Fastidious foam: the not so exquisite corpses of Hany Armanious

Hany Armanious
Empathy Chart

The old surrealist game of exquisite corpse was once again rinsed off and hung out to dry at Roslyn Oxley9 last Thursday night. If unfamiliar with the game, its what Breton and the rest of the surrealists used to make - something from bits of nothing in the early days of the movement a century ago. This was of course, the sculptural beginnings of found object turned modern mythical edifice that filtered on through the rest of the 20th century.

And now here again almost one hundred years out of date, Hany Armanious has given us something that can only be distinguished from a retrospective by the fact that he worked fastidiously with foam to reproduce found objects instead of simply using them: a manikin head on a sphinx on a box; cardboard tubes, under a log, under a gray thing...it was beautiful. At least that's what I overheard. The 20-something up-and-comers in attendance went out of the way to exercise their extended adjectives that night, though all their theater only fell on deaf ears while the older patrons of Oxley9 simply wandered around seeming a little more puzzled than usual.

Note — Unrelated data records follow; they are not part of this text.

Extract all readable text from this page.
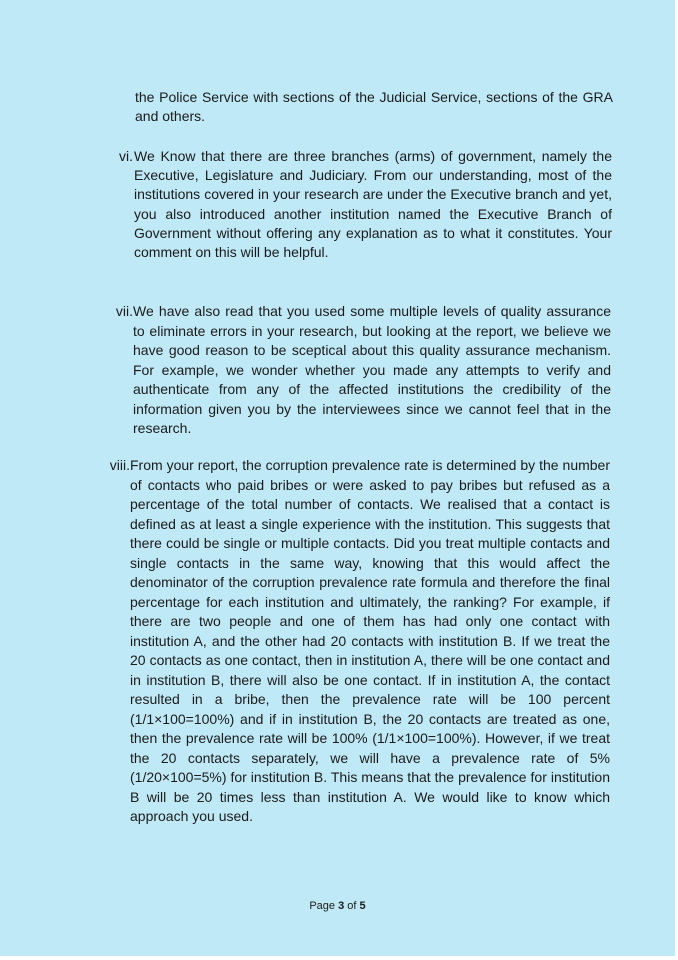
the Police Service with sections of the Judicial Service, sections of the GRA and others.

vi. We Know that there are three branches (arms) of government, namely the Executive, Legislature and Judiciary. From our understanding, most of the institutions covered in your research are under the Executive branch and yet, you also introduced another institution named the Executive Branch of Government without offering any explanation as to what it constitutes. Your comment on this will be helpful.

vii. We have also read that you used some multiple levels of quality assurance to eliminate errors in your research, but looking at the report, we believe we have good reason to be sceptical about this quality assurance mechanism. For example, we wonder whether you made any attempts to verify and authenticate from any of the affected institutions the credibility of the information given you by the interviewees since we cannot feel that in the research.

viii. From your report, the corruption prevalence rate is determined by the number of contacts who paid bribes or were asked to pay bribes but refused as a percentage of the total number of contacts. We realised that a contact is defined as at least a single experience with the institution. This suggests that there could be single or multiple contacts. Did you treat multiple contacts and single contacts in the same way, knowing that this would affect the denominator of the corruption prevalence rate formula and therefore the final percentage for each institution and ultimately, the ranking? For example, if there are two people and one of them has had only one contact with institution A, and the other had 20 contacts with institution B. If we treat the 20 contacts as one contact, then in institution A, there will be one contact and in institution B, there will also be one contact. If in institution A, the contact resulted in a bribe, then the prevalence rate will be 100 percent (1/1×100=100%) and if in institution B, the 20 contacts are treated as one, then the prevalence rate will be 100% (1/1×100=100%). However, if we treat the 20 contacts separately, we will have a prevalence rate of 5% (1/20×100=5%) for institution B. This means that the prevalence for institution B will be 20 times less than institution A. We would like to know which approach you used.

Page 3 of 5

Everyone agreed with admiring relief on one wall piece-slash-torn notice bound. Seems it was the only work that was almost similar enough to something that could safely be comment on...sounds confusing...go see the show and find out for yourself.

But seriously, Roslyn Oxley9's press writer Amanda Rowell leads us to believe that through these works we find an 'otherness' in the slippage of the real and unreal of every day objects. Hmmmm...despite the ambiguity of these works delaying our judgment, in no way do they transgress the object/observer relationship to mitigate the encompassing experience of the 'Uncanny Valley'. Juan Munoz or even Felix Gonzalez Torres have been extending further into anthropomorphic sculpture and found object than Armanious' work dreams of, and with no need for expensive fabrication techniques for validation. Really, these sculptures don't boil down to answer the 'intriguing' question “What is it”, as Rowell claims, they only incited the assumption that 'they don't mean anything'.

Art should insight us shouldn't it? It should move us deeper into our understanding of the human condition. And isn't there a much greater discussion of 'otherness' in that than in a reductive, labored critique of the uncanny?

A bitter taste came to my mouth whilst watching the next generation of art school students work their way through the free beers and giggle about finding their next sculpture in a wheelie bin. Seems the only insight from this show was a cheap hangover and a couple of contacts.